In reality, private respondent, as found earlier was not terminated on July 31, 1998. There was no constructive dismissal. Again, the successive memoranda presented by private respondent and the alleged July 31, 1998 shouting incident are not sufficient to establish her claim of harassment.
However, as to the September 1, 1998 Memorandum where the private complainant was dismissed for loss of trust and confidence, the Court finds the notice of the scheduled August 12, 1998 hearing sufficient compliance with the due process requirement.
The essence of due process is simply an opportunity to be heard, or as applied to administrative proceedings, a fair and reasonable opportunity to explain one's side.74 It is not the denial of the right to be heard but denial of the opportunity to be heard that constitutes violation of due process of law.75 In the instant case, private respondent was again notified of the August 12, 1998 hearing through a letter76 dated August 8, 1998 which was received by private respondent herself.77 Clearly, private respondent was given an opportunity to be heard. However, private respondent chose not to attend the scheduled hearing because of her mistaken belief that she had already been constructively dismissed.

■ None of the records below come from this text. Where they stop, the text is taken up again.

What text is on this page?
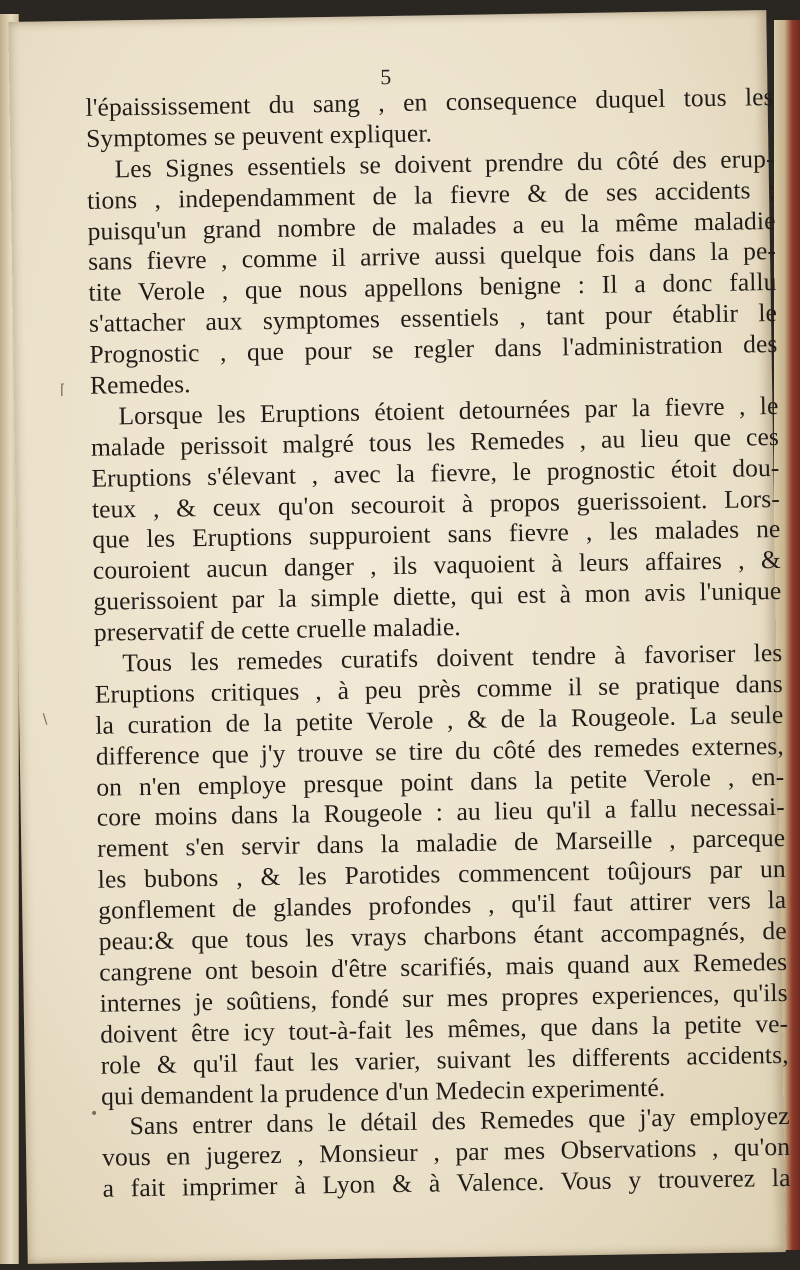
5
l'épaississement du sang , en consequence duquel tous les
Symptomes se peuvent expliquer.
Les Signes essentiels se doivent prendre du côté des erup-
tions , independamment de la fievre & de ses accidents ;
puisqu'un grand nombre de malades a eu la même maladie
sans fievre , comme il arrive aussi quelque fois dans la pe-
tite Verole , que nous appellons benigne : Il a donc fallu
s'attacher aux symptomes essentiels , tant pour établir le
Prognostic , que pour se regler dans l'administration des
Remedes.
Lorsque les Eruptions étoient detournées par la fievre , le
malade perissoit malgré tous les Remedes , au lieu que ces
Eruptions s'élevant , avec la fievre, le prognostic étoit dou-
teux , & ceux qu'on secouroit à propos guerissoient. Lors-
que les Eruptions suppuroient sans fievre , les malades ne
couroient aucun danger , ils vaquoient à leurs affaires , &
guerissoient par la simple diette, qui est à mon avis l'unique
preservatif de cette cruelle maladie.
Tous les remedes curatifs doivent tendre à favoriser les
Eruptions critiques , à peu près comme il se pratique dans
la curation de la petite Verole , & de la Rougeole. La seule
difference que j'y trouve se tire du côté des remedes externes,
on n'en employe presque point dans la petite Verole , en-
core moins dans la Rougeole : au lieu qu'il a fallu necessai-
rement s'en servir dans la maladie de Marseille , parceque
les bubons , & les Parotides commencent toûjours par un
gonflement de glandes profondes , qu'il faut attirer vers la
peau:& que tous les vrays charbons étant accompagnés, de
cangrene ont besoin d'être scarifiés, mais quand aux Remedes
internes je soûtiens, fondé sur mes propres experiences, qu'ils
doivent être icy tout-à-fait les mêmes, que dans la petite ve-
role & qu'il faut les varier, suivant les differents accidents,
qui demandent la prudence d'un Medecin experimenté.
Sans entrer dans le détail des Remedes que j'ay employez
vous en jugerez , Monsieur , par mes Observations , qu'on
a fait imprimer à Lyon & à Valence. Vous y trouverez la
⌈
∖
•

At this point, the Court agrees with and adopts the findings of the LA in his Decision:78
It should be remembered that the Philippine Constitution, while inexorably committed towards the protection of the working class from exploitation and unfair treatment, nevertheless mandates the policy of social justice so as to strike a balance between an avowed predilection for labor, on the one hand, and the maintenance of legal rights of capital, the proverbial hen that lays the golden egg, on the other. Indeed, we should not be unmindful of the legal norm that justice is in every case for the deserving, to be dispensed with in light of established facts, the applicable law, and existing jurisprudence.80
WHEREFORE, the instant petition is GRANTED. The Decision dated November 23, 2001 and Resolution dated July 23, 2002 of the Court of Appeals in CA-G.R. SP No. 64581 together with the Decision dated December 27, 2000 of the National Labor Relations Commission are REVERSED and SET ASIDE. The complaint of private respondent Amalia P. Kawada is DISMISSED.